Surprise and disbelief mingled in Sidious’s blue eyes. “The Force?”
“Yes,” Plagueis said pensively. “But I failed to exercise due caution. As we attempt to wrest the powers of life and death from the Force, as we seek to tip the balance, the Force resists our efforts. Action and reaction, Sidious. Something akin to the laws of thermodynamics. I have been audacious, and the Force has tested me the way Tenebrous sought to. Midi-chlorians are not easily persuaded to execute the dictates of one newly initiated in the mysteries. The Force needs to be won over, especially in work that involves the dark side. It must be reassured that a Sith is capable of accepting authority. Otherwise it will thwart one’s intentions. It will engineer misfortune. It will strike back.”
“The Maladians—”
“Perhaps. But in any case this is why the Jedi Order has descended into decadence and is dragging the Republic down with it. Because the Jedi have lost the allegiance of the Force. Yes, their ability to draw energy from the Force continues, but their ability to use the Force has diminished. Each of their actions engenders an opposite, often unrecognized consequence that elevates those attuned to the dark side; that buoys the efforts of the Sith and increases our power. Yet our use of that power requires delicacy. We must be alert to moments when the light side falters and openings are created. Then, and only then — when all the conditions have been met — can we act without fear of meeting resistance or repercussion.
“To say that the Force works in mysterious ways is to admit one’s ignorance, for any mystery can be solved through the application of knowledge and unrelenting effo
rt. As we had our way with the Senate, and as we will soon have our way with the Republic and the Jedi, we will have our way with the Force.”
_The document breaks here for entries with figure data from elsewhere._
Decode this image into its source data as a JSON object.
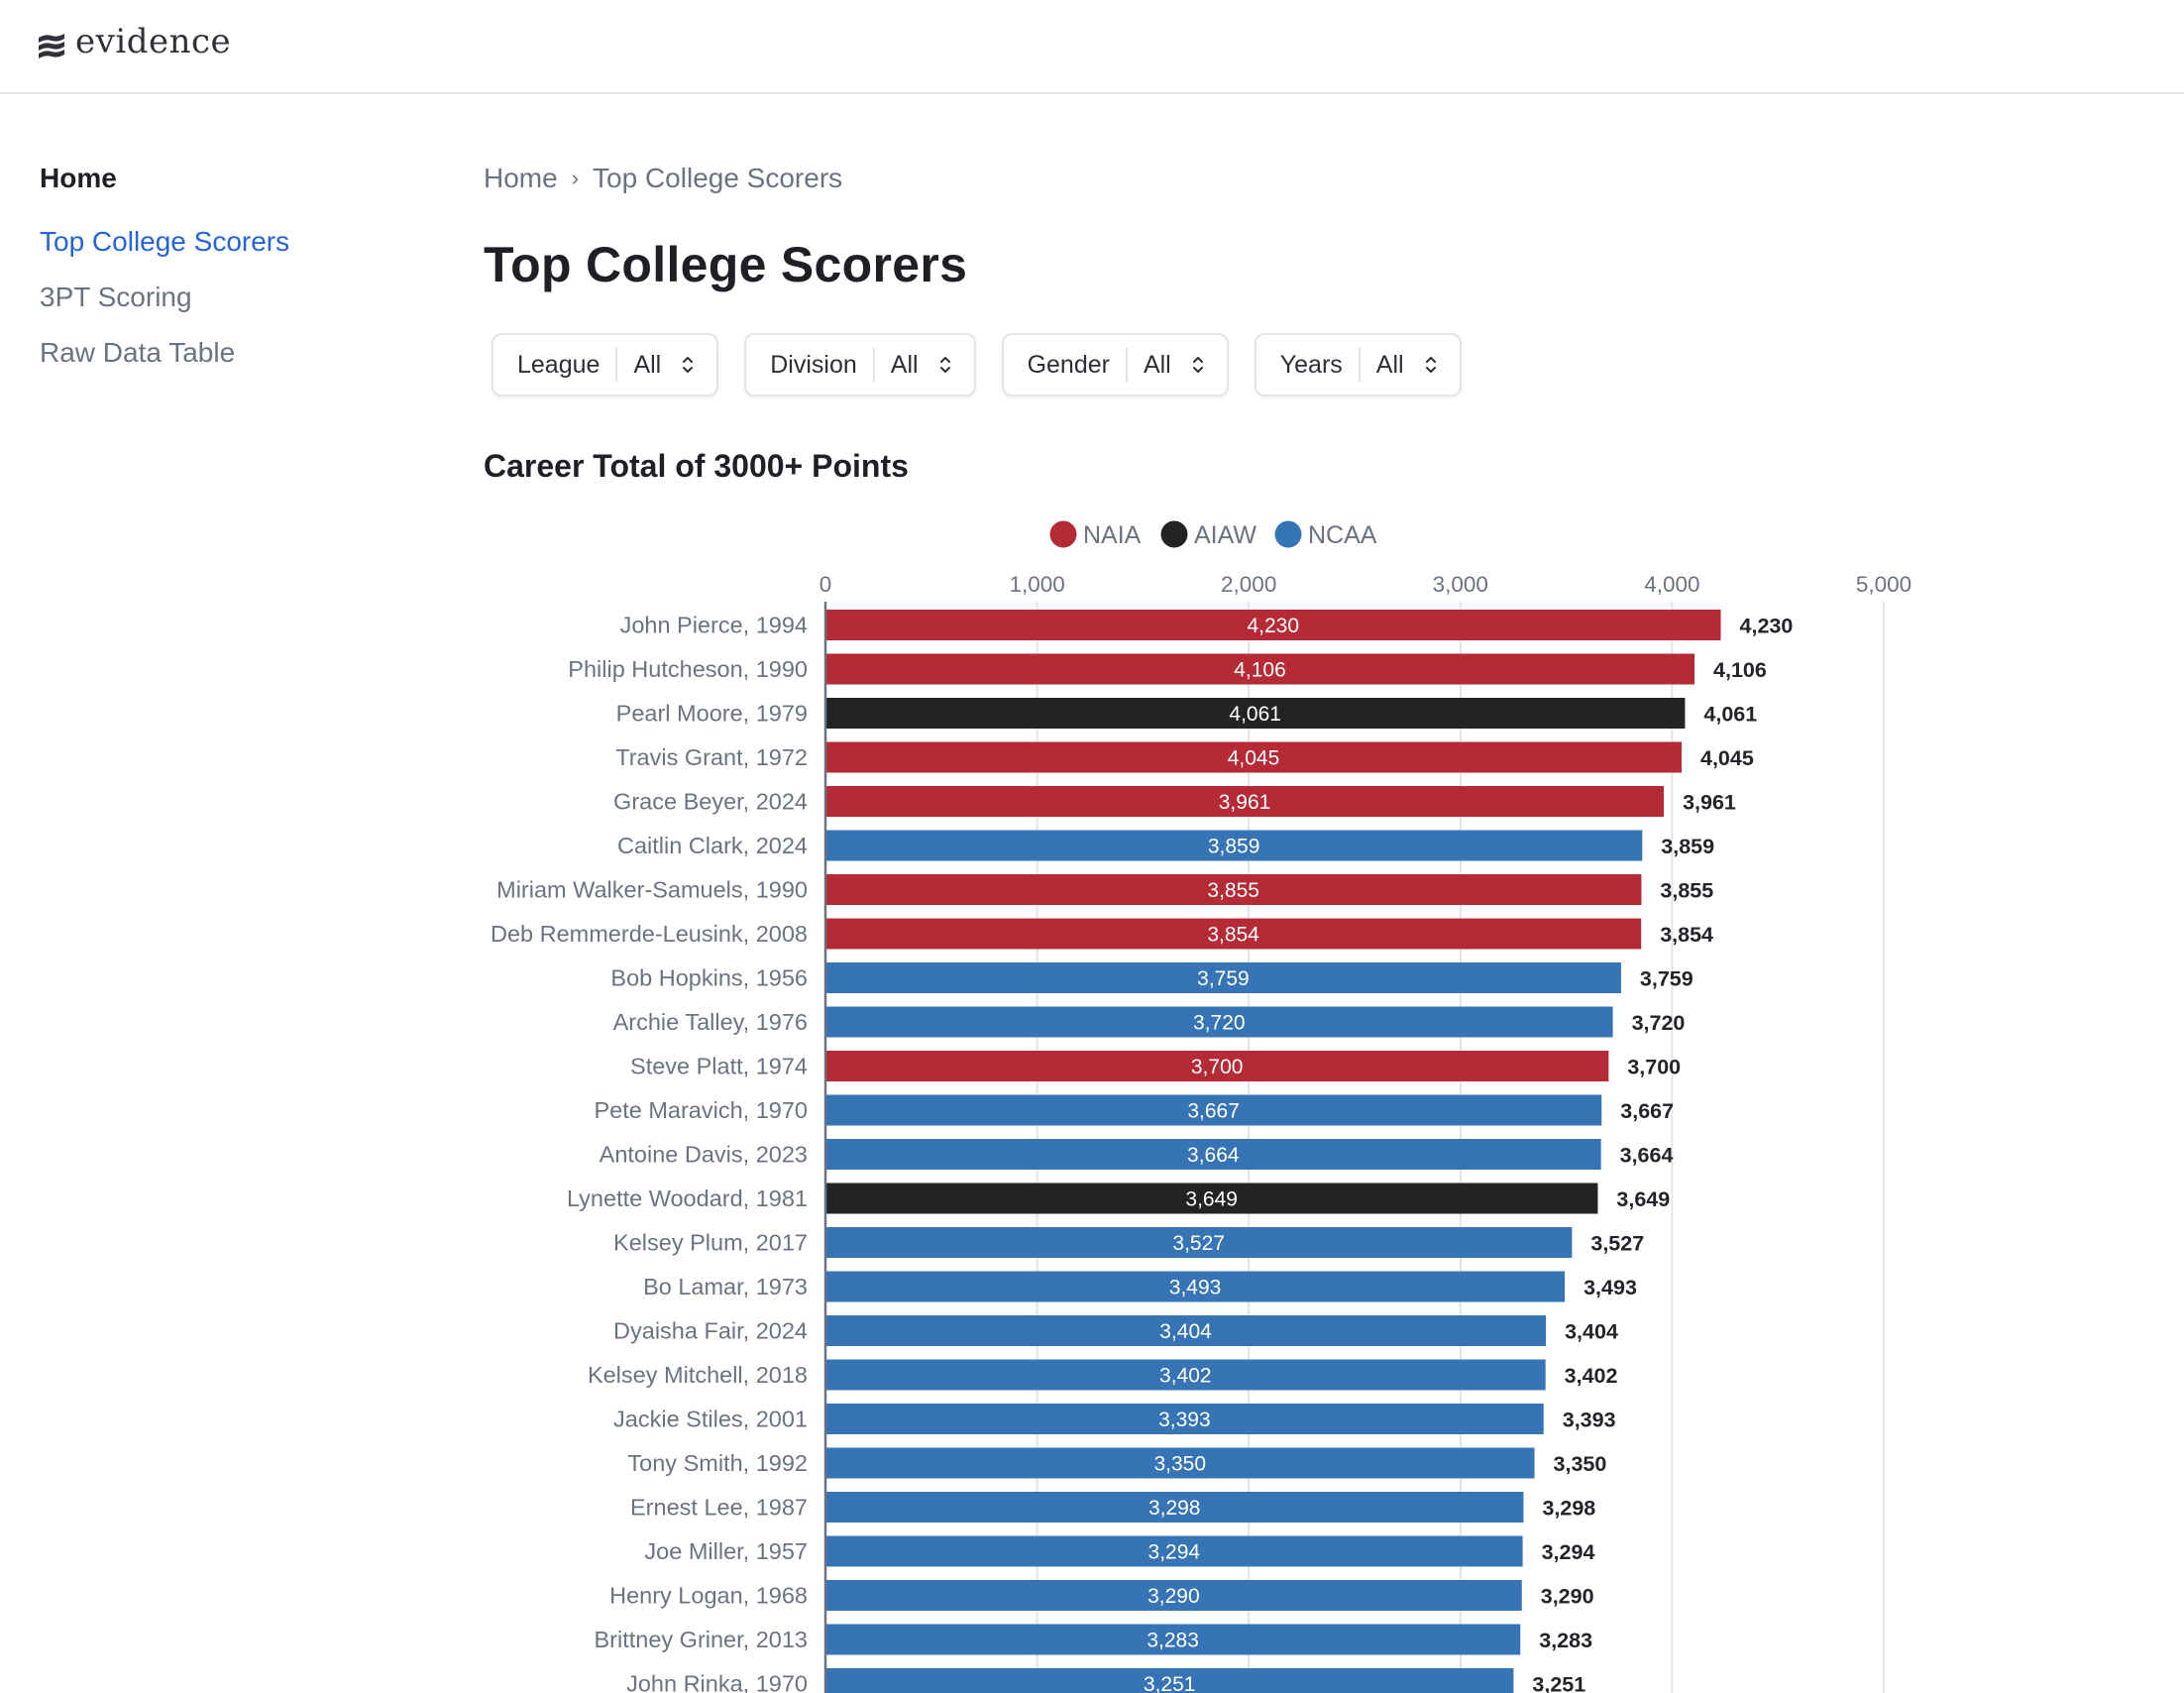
{
  "app": {
    "logo_text": "evidence"
  },
  "sidebar": {
    "home": "Home",
    "items": [
      {
        "label": "Top College Scorers",
        "active": true
      },
      {
        "label": "3PT Scoring",
        "active": false
      },
      {
        "label": "Raw Data Table",
        "active": false
      }
    ]
  },
  "breadcrumb": {
    "items": [
      "Home",
      "Top College Scorers"
    ],
    "separator": "›"
  },
  "page": {
    "title": "Top College Scorers"
  },
  "filters": [
    {
      "label": "League",
      "value": "All"
    },
    {
      "label": "Division",
      "value": "All"
    },
    {
      "label": "Gender",
      "value": "All"
    },
    {
      "label": "Years",
      "value": "All"
    }
  ],
  "colors": {
    "NAIA": "#b52a35",
    "AIAW": "#232326",
    "NCAA": "#3774b5",
    "accent": "#2563d9"
  },
  "chart_data": {
    "type": "bar",
    "orientation": "horizontal",
    "title": "Career Total of 3000+ Points",
    "xlabel": "",
    "ylabel": "",
    "xlim": [
      0,
      5000
    ],
    "x_ticks": [
      0,
      1000,
      2000,
      3000,
      4000,
      5000
    ],
    "x_tick_labels": [
      "0",
      "1,000",
      "2,000",
      "3,000",
      "4,000",
      "5,000"
    ],
    "grid": true,
    "legend": {
      "placement": "top-center",
      "entries": [
        "NAIA",
        "AIAW",
        "NCAA"
      ]
    },
    "bars": [
      {
        "category": "John Pierce, 1994",
        "value": 4230,
        "label": "4,230",
        "series": "NAIA"
      },
      {
        "category": "Philip Hutcheson, 1990",
        "value": 4106,
        "label": "4,106",
        "series": "NAIA"
      },
      {
        "category": "Pearl Moore, 1979",
        "value": 4061,
        "label": "4,061",
        "series": "AIAW"
      },
      {
        "category": "Travis Grant, 1972",
        "value": 4045,
        "label": "4,045",
        "series": "NAIA"
      },
      {
        "category": "Grace Beyer, 2024",
        "value": 3961,
        "label": "3,961",
        "series": "NAIA"
      },
      {
        "category": "Caitlin Clark, 2024",
        "value": 3859,
        "label": "3,859",
        "series": "NCAA"
      },
      {
        "category": "Miriam Walker-Samuels, 1990",
        "value": 3855,
        "label": "3,855",
        "series": "NAIA"
      },
      {
        "category": "Deb Remmerde-Leusink, 2008",
        "value": 3854,
        "label": "3,854",
        "series": "NAIA"
      },
      {
        "category": "Bob Hopkins, 1956",
        "value": 3759,
        "label": "3,759",
        "series": "NCAA"
      },
      {
        "category": "Archie Talley, 1976",
        "value": 3720,
        "label": "3,720",
        "series": "NCAA"
      },
      {
        "category": "Steve Platt, 1974",
        "value": 3700,
        "label": "3,700",
        "series": "NAIA"
      },
      {
        "category": "Pete Maravich, 1970",
        "value": 3667,
        "label": "3,667",
        "series": "NCAA"
      },
      {
        "category": "Antoine Davis, 2023",
        "value": 3664,
        "label": "3,664",
        "series": "NCAA"
      },
      {
        "category": "Lynette Woodard, 1981",
        "value": 3649,
        "label": "3,649",
        "series": "AIAW"
      },
      {
        "category": "Kelsey Plum, 2017",
        "value": 3527,
        "label": "3,527",
        "series": "NCAA"
      },
      {
        "category": "Bo Lamar, 1973",
        "value": 3493,
        "label": "3,493",
        "series": "NCAA"
      },
      {
        "category": "Dyaisha Fair, 2024",
        "value": 3404,
        "label": "3,404",
        "series": "NCAA"
      },
      {
        "category": "Kelsey Mitchell, 2018",
        "value": 3402,
        "label": "3,402",
        "series": "NCAA"
      },
      {
        "category": "Jackie Stiles, 2001",
        "value": 3393,
        "label": "3,393",
        "series": "NCAA"
      },
      {
        "category": "Tony Smith, 1992",
        "value": 3350,
        "label": "3,350",
        "series": "NCAA"
      },
      {
        "category": "Ernest Lee, 1987",
        "value": 3298,
        "label": "3,298",
        "series": "NCAA"
      },
      {
        "category": "Joe Miller, 1957",
        "value": 3294,
        "label": "3,294",
        "series": "NCAA"
      },
      {
        "category": "Henry Logan, 1968",
        "value": 3290,
        "label": "3,290",
        "series": "NCAA"
      },
      {
        "category": "Brittney Griner, 2013",
        "value": 3283,
        "label": "3,283",
        "series": "NCAA"
      },
      {
        "category": "John Rinka, 1970",
        "value": 3251,
        "label": "3,251",
        "series": "NCAA"
      }
    ]
  }
}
Silenced by awe, Sidious scarcely knew how to respond. “What would you have me do, Master?”
The transpirator emitted a series of tones, and Plagueis inhaled deeply. “I will relocate to Sojourn in order to devote myself fully to our investigations, to furthering the imperative, and to healing myself.”
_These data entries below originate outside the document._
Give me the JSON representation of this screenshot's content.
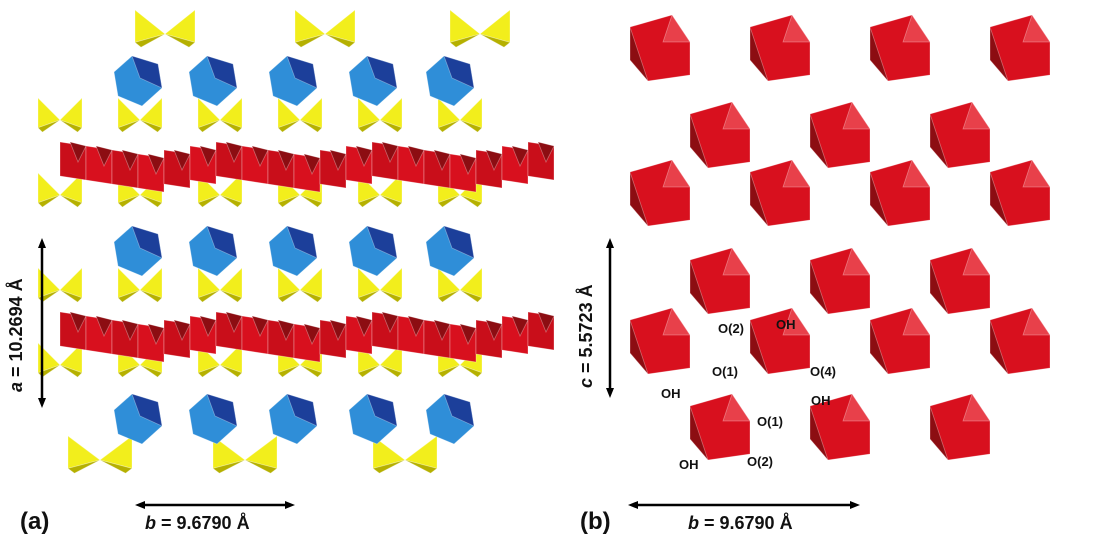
{
  "colors": {
    "octahedron": "#d8101e",
    "octahedron_dark": "#8c0d12",
    "tetrahedron": "#f2ee1c",
    "tetrahedron_dark": "#b5b000",
    "blue_polyhedron": "#2f8ed8",
    "blue_dark": "#1c3f9a"
  },
  "panel_a": {
    "label": "(a)",
    "b_axis": {
      "symbol": "b",
      "value": " = 9.6790 Å"
    },
    "a_axis": {
      "symbol": "a",
      "value": " = 10.2694 Å"
    }
  },
  "panel_b": {
    "label": "(b)",
    "b_axis": {
      "symbol": "b",
      "value": " = 9.6790 Å"
    },
    "c_axis": {
      "symbol": "c",
      "value": " = 5.5723 Å"
    },
    "atom_labels": [
      "O(2)",
      "OH",
      "O(1)",
      "O(4)",
      "OH",
      "OH",
      "O(1)",
      "OH",
      "O(2)"
    ]
  }
}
“What will become of Aborah?”
“For the time being it can serve as a repository.”
“And Damask Holdings?”
“The group will not be re-formed, though I may continue to host annual Gatherings. And I will tutor San Hill personally, to prepare him for assuming chairmanship of the Banking Clan.”
“Why do we need them?”
In a harsh whisper, Plagueis said, “Because war is now on the agenda, Sidious. But our actions must be circumspect, restricted to those star systems rife with petty conflicts, where appropriate beings can be encouraged, appropriate operations can be funded … We must arrange for worlds in the Outer Rim to suffer while the Core prospers. Pathetic as those worlds may be, we have no choice but to use what we have at hand.
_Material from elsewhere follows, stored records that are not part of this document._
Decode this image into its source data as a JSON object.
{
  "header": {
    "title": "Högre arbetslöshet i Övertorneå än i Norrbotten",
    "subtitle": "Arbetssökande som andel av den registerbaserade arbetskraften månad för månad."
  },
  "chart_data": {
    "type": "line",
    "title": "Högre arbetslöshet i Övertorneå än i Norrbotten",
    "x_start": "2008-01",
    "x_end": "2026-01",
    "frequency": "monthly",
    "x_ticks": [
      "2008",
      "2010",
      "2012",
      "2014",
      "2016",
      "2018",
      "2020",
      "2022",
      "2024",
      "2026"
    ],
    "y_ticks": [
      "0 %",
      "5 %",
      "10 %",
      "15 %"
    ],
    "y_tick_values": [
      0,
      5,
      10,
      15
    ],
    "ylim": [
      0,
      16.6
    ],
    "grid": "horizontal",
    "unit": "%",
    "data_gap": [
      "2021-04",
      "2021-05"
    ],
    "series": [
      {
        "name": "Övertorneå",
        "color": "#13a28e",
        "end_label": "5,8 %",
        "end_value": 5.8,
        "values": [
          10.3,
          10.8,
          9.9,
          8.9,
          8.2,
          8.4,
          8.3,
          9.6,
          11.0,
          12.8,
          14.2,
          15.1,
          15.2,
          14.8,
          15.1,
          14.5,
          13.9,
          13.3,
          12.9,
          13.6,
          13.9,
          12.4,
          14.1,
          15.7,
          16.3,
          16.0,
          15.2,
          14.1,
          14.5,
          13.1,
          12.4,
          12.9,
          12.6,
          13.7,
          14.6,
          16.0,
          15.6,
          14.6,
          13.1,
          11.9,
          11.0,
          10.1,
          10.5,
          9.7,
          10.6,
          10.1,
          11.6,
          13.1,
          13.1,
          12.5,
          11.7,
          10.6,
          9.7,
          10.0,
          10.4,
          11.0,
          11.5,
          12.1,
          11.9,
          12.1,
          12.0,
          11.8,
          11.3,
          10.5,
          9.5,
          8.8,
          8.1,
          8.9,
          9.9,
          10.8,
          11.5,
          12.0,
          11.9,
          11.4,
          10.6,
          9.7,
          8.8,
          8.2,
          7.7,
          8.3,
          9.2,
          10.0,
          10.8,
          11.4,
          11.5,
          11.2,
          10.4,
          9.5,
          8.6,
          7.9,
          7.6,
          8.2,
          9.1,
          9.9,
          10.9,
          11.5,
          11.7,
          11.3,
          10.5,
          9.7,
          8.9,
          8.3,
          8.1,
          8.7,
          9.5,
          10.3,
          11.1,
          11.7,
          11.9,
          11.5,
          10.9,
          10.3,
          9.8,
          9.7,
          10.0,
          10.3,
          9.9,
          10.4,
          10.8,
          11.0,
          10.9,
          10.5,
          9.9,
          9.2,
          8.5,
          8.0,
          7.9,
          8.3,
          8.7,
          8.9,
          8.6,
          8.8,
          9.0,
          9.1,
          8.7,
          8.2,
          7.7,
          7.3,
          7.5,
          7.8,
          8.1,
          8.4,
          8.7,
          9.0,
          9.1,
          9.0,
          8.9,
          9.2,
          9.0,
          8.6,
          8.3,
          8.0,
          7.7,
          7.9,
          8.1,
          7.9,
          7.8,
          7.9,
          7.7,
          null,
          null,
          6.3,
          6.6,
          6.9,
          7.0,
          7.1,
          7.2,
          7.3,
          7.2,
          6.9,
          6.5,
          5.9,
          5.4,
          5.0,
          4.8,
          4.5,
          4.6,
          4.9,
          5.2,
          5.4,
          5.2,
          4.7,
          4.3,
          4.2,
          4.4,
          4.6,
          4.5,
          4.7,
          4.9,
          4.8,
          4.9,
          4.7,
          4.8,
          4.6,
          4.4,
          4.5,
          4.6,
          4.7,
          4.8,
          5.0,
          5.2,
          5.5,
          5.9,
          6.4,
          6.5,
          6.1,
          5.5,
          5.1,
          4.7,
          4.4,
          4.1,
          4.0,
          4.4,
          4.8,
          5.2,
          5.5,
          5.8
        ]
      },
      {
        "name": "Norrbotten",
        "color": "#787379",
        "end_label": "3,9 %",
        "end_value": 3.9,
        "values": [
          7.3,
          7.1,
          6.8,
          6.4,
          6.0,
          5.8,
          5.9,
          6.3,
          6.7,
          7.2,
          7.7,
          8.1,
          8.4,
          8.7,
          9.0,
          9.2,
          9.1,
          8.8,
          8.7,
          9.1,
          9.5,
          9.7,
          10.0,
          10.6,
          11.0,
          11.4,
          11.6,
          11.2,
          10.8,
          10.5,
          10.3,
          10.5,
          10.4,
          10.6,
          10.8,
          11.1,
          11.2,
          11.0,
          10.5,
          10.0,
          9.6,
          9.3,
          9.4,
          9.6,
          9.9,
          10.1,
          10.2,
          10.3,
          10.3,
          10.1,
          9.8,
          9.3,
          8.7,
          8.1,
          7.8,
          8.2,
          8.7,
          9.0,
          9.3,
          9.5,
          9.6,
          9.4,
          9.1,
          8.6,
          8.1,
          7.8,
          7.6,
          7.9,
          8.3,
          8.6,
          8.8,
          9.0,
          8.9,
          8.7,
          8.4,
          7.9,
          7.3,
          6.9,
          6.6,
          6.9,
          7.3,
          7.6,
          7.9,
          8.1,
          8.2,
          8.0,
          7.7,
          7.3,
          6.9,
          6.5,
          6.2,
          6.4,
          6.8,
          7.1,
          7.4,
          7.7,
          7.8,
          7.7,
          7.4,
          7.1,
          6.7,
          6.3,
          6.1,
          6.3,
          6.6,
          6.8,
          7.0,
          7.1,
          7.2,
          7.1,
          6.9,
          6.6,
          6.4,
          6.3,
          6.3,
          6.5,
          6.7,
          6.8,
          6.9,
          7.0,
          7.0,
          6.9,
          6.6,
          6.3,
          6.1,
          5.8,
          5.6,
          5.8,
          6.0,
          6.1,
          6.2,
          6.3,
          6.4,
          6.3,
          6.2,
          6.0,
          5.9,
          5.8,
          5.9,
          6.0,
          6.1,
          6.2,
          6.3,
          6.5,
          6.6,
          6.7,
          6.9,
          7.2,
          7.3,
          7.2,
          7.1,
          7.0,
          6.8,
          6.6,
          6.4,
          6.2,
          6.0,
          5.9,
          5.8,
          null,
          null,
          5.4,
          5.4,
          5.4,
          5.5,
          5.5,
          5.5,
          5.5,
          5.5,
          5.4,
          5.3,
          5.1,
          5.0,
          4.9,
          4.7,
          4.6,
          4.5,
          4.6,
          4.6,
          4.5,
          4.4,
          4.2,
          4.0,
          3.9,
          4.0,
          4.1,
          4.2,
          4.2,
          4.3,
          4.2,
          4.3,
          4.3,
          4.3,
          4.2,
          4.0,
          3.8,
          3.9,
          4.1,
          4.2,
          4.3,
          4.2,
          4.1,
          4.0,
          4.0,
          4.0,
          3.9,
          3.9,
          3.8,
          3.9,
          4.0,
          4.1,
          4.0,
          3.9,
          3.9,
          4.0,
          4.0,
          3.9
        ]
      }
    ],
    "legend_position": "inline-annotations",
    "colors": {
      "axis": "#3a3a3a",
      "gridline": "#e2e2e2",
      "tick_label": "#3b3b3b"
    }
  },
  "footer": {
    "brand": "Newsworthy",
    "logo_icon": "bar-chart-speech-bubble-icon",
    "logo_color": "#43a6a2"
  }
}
“The IBC will be essential in financing the war we will slowly foment. We will need the Banking Clan to finance the manufacturers of weapons and to sustain an alternative economy for the eventual enemies of the Republic.” Plagueis looked directly at Sidious. “Our success will be measured by signs and portents. There is much you need to learn regarding the Yinchorri and the Kaminoans. But all in due time. For now, Sidious, know that you are the blade we will drive through the heart of the Senate, the Republic, and the Jedi Order, and I, your guide to reshaping the galaxy. Together we are the newborn stars that complete the Sith constellation.”
Sidious touched the cleft in his chin. “I’m relieved to learn that I didn’t disappoint you, Master. But the Jedi summoned the police to the Fobosi district moments after we left. The plan is already endangered.”